Ditch the pollsters? The pollsters are the greatest motivating force we have since the former late and great premier of B.C. W.A.C. Bennet warned the B.C. voters that “the socialist hordes are at the gate.”
It worked for me to get out and vote. It obviously worked to get others to vote as well. We did not want a repeat of the 2001 NDP years in power.
While the premier of B.C. Christy Clark was talking about growing the B.C. economy, Adrian Dix of the NDP was talking about growing the public sector, while opposing fracking of natural gas shale in the Peace River area that makes it possible to export this gas, the Kinder Morgan Trans Mountain oil pipeline twinning, the Site C hydro dam, and all of the jobs these projects would create.
The voters’ choice was a no-brainer.
Fred Perry, Surrey
Short memories in B.C.
Now that the election has come and gone, I wonder about the memories stirred up by our majority Liberal government, and how long the voters will keep the facts in mind.
It was only 10-11 years ago, in 2002, that then-minister of education Christy Clark authorized the closure of an unprecedented 57 schools throughout the province.
Until her administration, school closures would average five to 10 a year, due to declining enrolment. Her closures were far more sweeping, and were based on Liberal government budget cuts.
The Coast Mountain School District alone lost five schools, including Mountainview Elementary School, newly built to the cost of $3.2 million, and yet never enrolling a student. This was at a time when the Liberal government expanded liquor sales, prompting one official to exclaim, “Why does this government think it’s important to provide access to alcohol within 20 kilometres but it’s okay to make children travel four or five times that far to go to school?”
Yet our voters, forgetting or ignoring this track record, have placed Clark and her Liberal party in a majority government now. We surely don’t seem to remember and learn from history in this province, do we?
Jean Galbraith
Jobs – but at what cost?
The party that just got re-elected in B.C. – and with a strong majority just to make sure the natural resource extraction machine runs full steam ahead – is the most friendly with the federal Conservative government on the topic of placing a growing economy and jobs at the very top of their agenda, with the environment and precious eco-systems at the very bottom.
In other words, a whole lot of shortsightedness is around the corner in regards to a healthy ecosystem and thus a formidably potential threat to a work-capable, healthy populace.

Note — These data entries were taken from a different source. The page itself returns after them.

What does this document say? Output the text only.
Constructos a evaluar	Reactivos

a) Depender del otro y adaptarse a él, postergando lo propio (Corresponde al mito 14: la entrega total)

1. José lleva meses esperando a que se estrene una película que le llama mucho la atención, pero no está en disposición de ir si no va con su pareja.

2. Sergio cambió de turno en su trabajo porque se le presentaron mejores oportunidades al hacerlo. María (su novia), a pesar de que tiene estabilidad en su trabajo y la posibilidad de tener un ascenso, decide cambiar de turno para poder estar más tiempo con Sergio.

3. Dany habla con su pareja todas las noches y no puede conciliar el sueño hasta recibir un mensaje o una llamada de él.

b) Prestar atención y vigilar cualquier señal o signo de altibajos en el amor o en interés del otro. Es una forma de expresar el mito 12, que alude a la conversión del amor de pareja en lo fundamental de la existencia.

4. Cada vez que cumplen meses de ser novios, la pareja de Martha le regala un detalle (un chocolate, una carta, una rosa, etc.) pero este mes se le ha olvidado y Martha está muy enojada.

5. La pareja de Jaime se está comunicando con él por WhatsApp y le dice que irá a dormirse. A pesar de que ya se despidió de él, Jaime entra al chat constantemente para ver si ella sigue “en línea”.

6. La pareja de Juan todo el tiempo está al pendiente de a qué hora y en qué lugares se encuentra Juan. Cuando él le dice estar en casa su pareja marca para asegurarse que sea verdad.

In Big Industry’s universe, life-sustaining ecosystems are once again supposed to take a back seat to extensively increasing massive crude oil and coal extractions and shipping by creating transport corridor nightmares, all for the sake of the almighty dollar.
Really, what part of the no-brainer rhetorical question, time and time again, do so many British Columbians not understand: Is there much good in virtually unhindered resource extraction and creating countless jobs when the planet is deathly contaminated, with its populace getting sicker and dying because of mass industrial and vehicular pollution?